Ilva constitue une cible de choix pour ArcelorMittal mais sous conditions - DJ Plus
21 Mars 2017 - 5:14PM
Dow Jones News
Ambroise Ecorcheville
AGEFI - DOW JONES
PARIS (Agefi-Dow Jones)--Alea Jacta Est. Deux offres sont en cours
d'examen pour la reprise du sidérurgiste italien en difficultés
Ilva, le propriétaire de la plus grande usine d'acier en Europe,
qui avait été nationalisé et a été mis en vente par le gouvernement
italien.
Candidat à son rachat, le géant européen ArcelorMittal (MT.FR)
gagnerait à remporter cet appel d'offres. Du moins sur le plan des
fondamentaux. Car les modalités financières d'un rachat restent à
clarifier.
Même le prix proposé n'est pas connu. Associé à Marcegaglia, le
plus grand client d'Ilva, et la banque italienne Banca Intesa San
Paolo, ArcelorMittal aurait cependant offert de sources de presse
un total de 3,9 milliards d'euros pour l'italien, dont 2,3
milliards officiellement avancés en investissements.
En comparaison, le consortium mené par le groupe indien JSW Steel,
aux côtés de la Caisse des dépôts italienne, de Delfin, la holding
du fondateur et premier actionnaire de Luxottica, et Arvedi, aurait
proposé 4,2 milliards d'euros, dont 3 milliards dédiés aux
investissements. Le gouvernement italien pourrait se prononcer sur
le choix du repreneur en avril.
Tout ne repose pas sur le prix
De prime abord, le prix qu'ArcelorMittal aurait offert pour Ilva
peut paraître élevé. Même en supposant un redressement d'Ilva à des
niveaux de rentabilité proches de ceux d'ArcelorMittal en Europe,
il ferait ressortir un ratio valeur d'entreprise sur excédent brut
d'exploitation (Ebitda) d'environ 8, selon JPMorgan Cazenove.
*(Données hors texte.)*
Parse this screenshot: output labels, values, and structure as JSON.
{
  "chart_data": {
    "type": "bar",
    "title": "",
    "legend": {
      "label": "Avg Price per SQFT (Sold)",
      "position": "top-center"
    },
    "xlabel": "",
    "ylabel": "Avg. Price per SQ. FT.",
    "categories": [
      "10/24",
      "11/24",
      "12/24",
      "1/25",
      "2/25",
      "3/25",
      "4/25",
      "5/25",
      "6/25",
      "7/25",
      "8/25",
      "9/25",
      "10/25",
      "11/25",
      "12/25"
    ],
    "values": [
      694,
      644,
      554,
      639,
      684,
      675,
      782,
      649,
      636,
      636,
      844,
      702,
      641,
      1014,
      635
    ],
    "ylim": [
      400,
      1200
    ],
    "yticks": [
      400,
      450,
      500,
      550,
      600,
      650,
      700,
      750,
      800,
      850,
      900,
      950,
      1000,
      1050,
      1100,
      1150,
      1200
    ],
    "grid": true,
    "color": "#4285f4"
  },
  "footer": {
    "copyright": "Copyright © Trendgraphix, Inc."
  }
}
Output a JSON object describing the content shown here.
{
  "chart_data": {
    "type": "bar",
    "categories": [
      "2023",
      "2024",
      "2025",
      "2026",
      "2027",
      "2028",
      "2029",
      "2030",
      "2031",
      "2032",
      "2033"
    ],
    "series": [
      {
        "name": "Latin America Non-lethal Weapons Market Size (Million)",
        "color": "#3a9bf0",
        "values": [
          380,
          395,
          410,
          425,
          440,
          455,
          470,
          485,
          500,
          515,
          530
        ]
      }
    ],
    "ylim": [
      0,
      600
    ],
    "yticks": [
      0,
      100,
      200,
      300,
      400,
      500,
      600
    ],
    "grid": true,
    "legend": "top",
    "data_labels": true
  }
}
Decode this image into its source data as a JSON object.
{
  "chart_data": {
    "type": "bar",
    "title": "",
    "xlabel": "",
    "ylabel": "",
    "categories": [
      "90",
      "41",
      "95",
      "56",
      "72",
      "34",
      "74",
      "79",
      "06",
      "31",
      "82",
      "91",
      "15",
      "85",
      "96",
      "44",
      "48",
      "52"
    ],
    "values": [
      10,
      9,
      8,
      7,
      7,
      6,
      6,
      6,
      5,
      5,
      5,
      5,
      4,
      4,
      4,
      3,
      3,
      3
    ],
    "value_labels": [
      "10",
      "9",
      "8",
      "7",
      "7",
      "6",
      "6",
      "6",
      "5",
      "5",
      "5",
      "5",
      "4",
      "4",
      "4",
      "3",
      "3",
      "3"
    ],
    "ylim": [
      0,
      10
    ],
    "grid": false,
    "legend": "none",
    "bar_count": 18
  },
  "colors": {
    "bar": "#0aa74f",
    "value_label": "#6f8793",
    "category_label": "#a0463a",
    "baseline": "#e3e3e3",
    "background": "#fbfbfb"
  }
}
En comparaison, la valeur d'entreprise d'ArcelorMittal représente
5,4 fois l'excédent brut d'exploitation dégagé en 2016, et 5 fois
celui attendu cette année, selon FactSet.
Toutefois, le bénéfice d'une reprise d'Ilva ne se résumerait pas au
redressement d'un actif en pertes. Elle permettrait de mettre un
terme aux pressions qu'Ilva exerce actuellement sur les prix en
Europe. A l'inverse, un rachat par le consortium mené par JSW Steel
aurait pour effet de faire entrer en Europe un nouveau concurrent
sans doute désireux d'y gagner des parts de marché.
La question du prix n'est pas anecdotique, car le bilan
d'ArcelorMittal reste fragile. Même si Moody's a récemment relevé
sa note de crédit sur ArcelorMittal, et si Standard & Poor's
adopté une perspective positive sur la dette de l'industriel, les
deux agences continuent de classer sa dette en catégorie
spéculative.
Toutefois, le poids financier que pourrait représenter Ilva pour
ArcelorMittal aux conditions évoquées doit être relativisé. De 2,3
milliards d'euros, les investissements envisagés devraient pouvoir
être répartis dans le temps. Le prix de 1,6 milliard d'euros, dont
seule une part reviendrait à ArcelorMittal, peut être comparé à un
free cashflow attendu à 1,6 milliard cette année par le consensus
FactSet.
Un savoir-faire en matière d'acquisitions, mais...
Pour pouvoir reprendre Ilva, ArcelorMittal devrait par ailleurs
passer les fourches caudines de l'antitrust européen. Avec Ilva,
ArcelorMittal contrôlerait 40% du marché de l'acier plat, selon
Jefferies, contre 33% actuellement. Mais pour sa défense, le
sidérurgiste européen n'est actuellement pas présent en Italie.
Néanmoins, des cessions pour rassurer les autorités de la
concurrence européenne ne peuvent être exclues.
Par ailleurs, pour réussir une reprise d'Ilva, ArcelorMittal
devrait naturellement réussir son intégration. L'expérience du
groupe en la matière est certes incontestable. Mais l'environnement
dans lequel il serait réalisé peut changer. "Un investissement dans
Ilva ne marchera que si la reprise européenne se confirme dans la
durée et si une réduction des capacités chinoises se traduit par un
retour de parts du marché aux producteurs européens", a souligné
Kepler Cheuvreux.
L'intérêt d'ArcelorMittal pour Ilva est compréhensible. L'absence
de mention d'un prix ferme peut également se comprendre dans le
cadre d'un appel d'offres. Mais elle ajoute un élément
supplémentaire d'incertitude sur le dossier. Pour en avoir le coeur
net, les investisseurs n'ont plus qu'à espérer que rien ne
ralentira la résolution de ce dossier.